N’est-ce pas là une violence sociale permanente ? De ce régime de la propriété privée des moyens de production découle, pour les capitalistes et leurs gouvernements, le droit – financé par l’État – de licencier en masse et de réduire des millions de travailleurs au chômage ; et le droit de fermer les uns après les autres tous les services publics, en particulier dans les banlieues et les quartiers populaires ; et le droit de fermer les écoles, de liquider les voies de la formation professionnelle et des formations qualifiantes ; et le droit de laisser à l’abandon les infrastructures sportives ; et tout cela, au nom de la nécessaire austérité pour dégager toujours plus de profit ! Leur ordre social, c’est le désordre permanent qui condamne des générations entières, les prive de tout avenir, et les livre à eux-mêmes (ou pire) dans des banlieues socialement désertifiées et économiquement dévastées.

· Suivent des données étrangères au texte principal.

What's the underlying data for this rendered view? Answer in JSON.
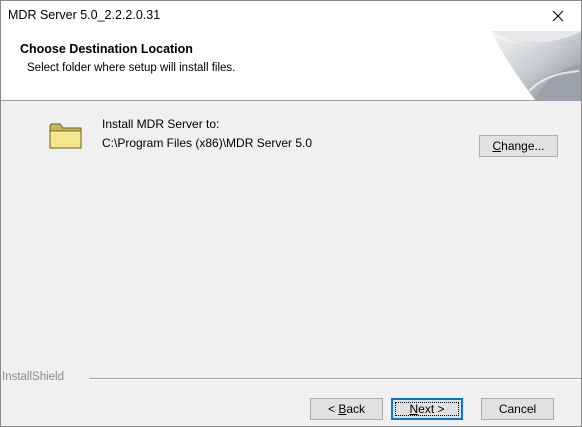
{
  "window": {
    "title": "MDR Server 5.0_2.2.2.0.31"
  },
  "header": {
    "title": "Choose Destination Location",
    "subtitle": "Select folder where setup will install files."
  },
  "destination": {
    "label": "Install MDR Server to:",
    "path": "C:\\Program Files (x86)\\MDR Server 5.0"
  },
  "buttons": {
    "change": {
      "mnemonic": "C",
      "rest": "hange..."
    },
    "back": {
      "prefix": "< ",
      "mnemonic": "B",
      "rest": "ack"
    },
    "next": {
      "mnemonic": "N",
      "rest": "ext >"
    },
    "cancel": "Cancel"
  },
  "footer": {
    "brand": "InstallShield"
  },
  "icons": {
    "close": "close-icon",
    "folder": "folder-icon",
    "header_art": "page-curl-art"
  },
  "colors": {
    "dialog_bg": "#f0f0f0",
    "header_bg": "#ffffff",
    "default_button_border": "#0078d7",
    "folder_yellow": "#f2e78b"
  }
}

Et quand il arrive que de ce désœuvrement et de cette frustration surgissent ici ou là des flambées de violence avec des « comportements contraires à la loi », alors gouvernants et commentateurs crient à la « violence des banlieues » et la police est appelée à intervenir pour « rétablir l’ordre ». C’est-à-dire rétablir l’ordre social d’exploitation et de destruction d’un capitalisme en déclin. Puis la justice, à son tour, est appelée à intervenir pour préserver les lois de l’exploitation, de l’oppression, de la destruction sociale généralisée. C’est dans ce contexte que certains se sentent encouragés à faire du zèle, défoulant leurs préjugés racistes et leur haine de l’étranger, du Noir, de l’Arabe, du juif, allant parfois jusqu’au crime. Tous ceux-là doivent être impitoyablement châtiés.

Mais, répétons-le : la racine de la violence est bien plus profonde que celle des comportements individuels condamnables. Elle est dans l’État lui-même, comme institution rempart de l’ordre social capitaliste. C’est pourquoi se rejoignent le combat contre les violences policières et le combat contre les licenciements, la lutte contre le racisme et la lutte pour en finir avec l’exploitation.

Ce 9 juin, c’est porteurs d’un autocollant affirmant : « À bas le racisme ! À bas le capitalisme », que les jeunes de Jeunesse Révolution et les militants du Parti ouvrier Indépendant démocratique ont participé dans toute la France aux rassemblements convoqués en solidarité avec les manifestants américains et en hommage à George Floyd, mais aussi pour réclamer justice pour Adama et toutes les victimes de la violence d’État.

Il ne peut y avoir de justice sans justice sociale. Il ne peut y avoir de justice sociale sans extirper à la racine le système d’exploitation capitaliste. C’est ce que nous avons exprimé dans ces manifestations. C’est ce que les jeunes militants issus des quartiers populaires ont décidé d’exprimer, en prenant en main la rédaction des articles consacrés aux événements dans ce numéro de La Tribune des travailleurs.